We applaud and encourage the inclination toward easier conversions reported in Rabbis Easing Rules on Conversion in the March 11 Miami Herald. JOI has often called for streamlining or standardizing the conversion process. However, addressing conversion is not the same as addressing intermarriage. Many of those quoted in this article seem to be operating under the assumption that intermarriage is a problem that should be cured by conversion. But whose problem is this really addressing?
The Jewish community cannot and should not expect anyone to make the vast leap from another faith to Judaism simply because some perceive it as better for Judaism. We should promote the idea that our faith is something someone comes to out of desire, conviction, and belief, and not because there is an arbitrary organizational need for numbers. Therefore we must speak to the needs and the desires of all those we want to welcome into our fold. And those needs may not be conversion. At the very least those needs may not be conversion at first.
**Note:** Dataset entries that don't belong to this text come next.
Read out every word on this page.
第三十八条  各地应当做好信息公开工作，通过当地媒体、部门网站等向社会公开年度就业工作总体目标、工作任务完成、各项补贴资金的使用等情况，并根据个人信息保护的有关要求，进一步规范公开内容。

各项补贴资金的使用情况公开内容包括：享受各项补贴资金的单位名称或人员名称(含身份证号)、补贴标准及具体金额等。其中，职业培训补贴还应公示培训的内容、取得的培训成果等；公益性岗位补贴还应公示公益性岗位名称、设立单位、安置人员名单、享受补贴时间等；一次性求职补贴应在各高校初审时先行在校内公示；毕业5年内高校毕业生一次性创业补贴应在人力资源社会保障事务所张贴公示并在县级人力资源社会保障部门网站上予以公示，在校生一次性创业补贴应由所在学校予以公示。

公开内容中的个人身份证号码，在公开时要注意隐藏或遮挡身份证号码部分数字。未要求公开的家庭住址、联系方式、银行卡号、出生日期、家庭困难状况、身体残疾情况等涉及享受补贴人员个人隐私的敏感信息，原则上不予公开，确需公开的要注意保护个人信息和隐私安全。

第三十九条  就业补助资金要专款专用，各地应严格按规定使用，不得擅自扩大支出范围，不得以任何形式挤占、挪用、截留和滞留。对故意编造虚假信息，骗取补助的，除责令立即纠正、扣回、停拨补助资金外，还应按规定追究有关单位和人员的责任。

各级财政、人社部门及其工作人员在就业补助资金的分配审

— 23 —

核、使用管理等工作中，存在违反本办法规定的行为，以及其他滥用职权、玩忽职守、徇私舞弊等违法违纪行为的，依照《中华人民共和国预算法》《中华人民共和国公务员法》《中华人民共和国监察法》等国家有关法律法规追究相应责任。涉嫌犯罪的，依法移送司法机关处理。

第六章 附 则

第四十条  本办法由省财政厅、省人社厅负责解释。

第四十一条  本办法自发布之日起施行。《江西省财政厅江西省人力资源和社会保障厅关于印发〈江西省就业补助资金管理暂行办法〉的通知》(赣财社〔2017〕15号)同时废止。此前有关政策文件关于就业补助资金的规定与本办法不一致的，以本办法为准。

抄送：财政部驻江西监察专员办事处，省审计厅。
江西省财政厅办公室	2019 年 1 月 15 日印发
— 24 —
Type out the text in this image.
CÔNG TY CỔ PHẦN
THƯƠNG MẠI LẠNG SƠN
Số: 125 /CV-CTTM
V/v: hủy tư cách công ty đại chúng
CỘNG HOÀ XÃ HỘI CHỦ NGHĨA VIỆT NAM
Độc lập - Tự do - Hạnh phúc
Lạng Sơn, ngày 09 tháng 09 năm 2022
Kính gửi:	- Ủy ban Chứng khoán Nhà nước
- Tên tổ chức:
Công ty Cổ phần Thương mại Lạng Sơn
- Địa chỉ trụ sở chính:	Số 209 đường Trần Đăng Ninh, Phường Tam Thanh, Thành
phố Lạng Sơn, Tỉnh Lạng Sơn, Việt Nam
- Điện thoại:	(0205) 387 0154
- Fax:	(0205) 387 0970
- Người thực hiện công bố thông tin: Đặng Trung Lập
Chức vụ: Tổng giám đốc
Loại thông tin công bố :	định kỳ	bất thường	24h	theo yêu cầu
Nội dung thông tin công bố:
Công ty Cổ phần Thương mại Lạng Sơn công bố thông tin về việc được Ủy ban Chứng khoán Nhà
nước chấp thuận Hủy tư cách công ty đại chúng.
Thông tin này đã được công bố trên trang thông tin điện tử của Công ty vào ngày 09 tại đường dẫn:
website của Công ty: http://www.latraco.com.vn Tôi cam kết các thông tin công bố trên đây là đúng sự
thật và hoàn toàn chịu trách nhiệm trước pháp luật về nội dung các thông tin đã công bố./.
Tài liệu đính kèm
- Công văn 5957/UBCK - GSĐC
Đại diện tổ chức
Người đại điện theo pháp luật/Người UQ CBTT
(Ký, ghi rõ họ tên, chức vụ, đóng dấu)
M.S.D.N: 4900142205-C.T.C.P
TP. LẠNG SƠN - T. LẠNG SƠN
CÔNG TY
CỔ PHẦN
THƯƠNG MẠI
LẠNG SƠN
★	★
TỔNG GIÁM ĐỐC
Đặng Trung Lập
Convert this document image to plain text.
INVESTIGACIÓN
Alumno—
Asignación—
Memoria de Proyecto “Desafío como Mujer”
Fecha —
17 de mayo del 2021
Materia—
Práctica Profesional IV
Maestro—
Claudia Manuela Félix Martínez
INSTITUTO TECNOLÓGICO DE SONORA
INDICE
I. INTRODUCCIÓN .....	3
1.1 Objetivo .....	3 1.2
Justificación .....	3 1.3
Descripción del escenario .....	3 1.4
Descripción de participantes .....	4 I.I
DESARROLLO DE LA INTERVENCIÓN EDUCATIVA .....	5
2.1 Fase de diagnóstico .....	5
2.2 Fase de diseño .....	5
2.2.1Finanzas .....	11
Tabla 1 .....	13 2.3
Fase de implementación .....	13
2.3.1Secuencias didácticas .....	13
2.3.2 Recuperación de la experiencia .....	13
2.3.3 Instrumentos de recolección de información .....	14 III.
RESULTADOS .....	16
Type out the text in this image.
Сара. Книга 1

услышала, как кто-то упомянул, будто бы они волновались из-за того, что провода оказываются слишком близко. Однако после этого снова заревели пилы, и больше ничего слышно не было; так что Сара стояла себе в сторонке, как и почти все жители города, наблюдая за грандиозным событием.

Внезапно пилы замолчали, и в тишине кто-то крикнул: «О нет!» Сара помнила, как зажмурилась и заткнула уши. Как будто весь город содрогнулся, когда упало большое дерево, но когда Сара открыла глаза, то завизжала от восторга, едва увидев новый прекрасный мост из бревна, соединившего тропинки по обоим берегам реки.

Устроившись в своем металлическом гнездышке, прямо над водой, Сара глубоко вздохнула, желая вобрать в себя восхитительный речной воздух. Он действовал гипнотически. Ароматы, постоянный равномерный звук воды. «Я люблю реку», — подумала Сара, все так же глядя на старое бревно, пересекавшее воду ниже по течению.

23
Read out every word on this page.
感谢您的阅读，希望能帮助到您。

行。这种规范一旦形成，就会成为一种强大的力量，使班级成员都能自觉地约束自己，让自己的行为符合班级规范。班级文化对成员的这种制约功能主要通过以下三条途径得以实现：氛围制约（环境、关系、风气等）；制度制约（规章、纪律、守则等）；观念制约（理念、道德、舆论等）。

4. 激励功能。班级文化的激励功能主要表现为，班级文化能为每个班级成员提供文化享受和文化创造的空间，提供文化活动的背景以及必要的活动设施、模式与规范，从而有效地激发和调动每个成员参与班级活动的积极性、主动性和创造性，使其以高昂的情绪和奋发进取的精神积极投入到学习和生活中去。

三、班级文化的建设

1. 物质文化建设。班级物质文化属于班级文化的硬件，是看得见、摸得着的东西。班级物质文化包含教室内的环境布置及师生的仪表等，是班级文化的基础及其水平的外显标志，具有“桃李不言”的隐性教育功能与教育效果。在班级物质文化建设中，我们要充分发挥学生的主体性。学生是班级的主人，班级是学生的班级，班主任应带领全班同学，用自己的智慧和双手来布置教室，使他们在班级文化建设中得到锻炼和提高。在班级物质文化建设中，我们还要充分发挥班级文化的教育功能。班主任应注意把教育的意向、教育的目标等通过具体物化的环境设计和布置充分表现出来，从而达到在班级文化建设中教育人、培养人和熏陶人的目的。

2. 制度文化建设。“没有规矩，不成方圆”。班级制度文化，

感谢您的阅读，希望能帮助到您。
Insisting on conversion as the only means of entering the Jewish community is counterproductive when it comes to reaching out to intermarried families. It sends the wrong message. It says we want you with us, but we won’t even meet you part of the way. How much more fruitful would our efforts be if instead of being so strident and single minded we reached out our hands to these millions and say… we respect you and we want you, let’s sit down and discuss what you need; let’s show you what we can give you. That’s not only a first step; it’s the most necessary step.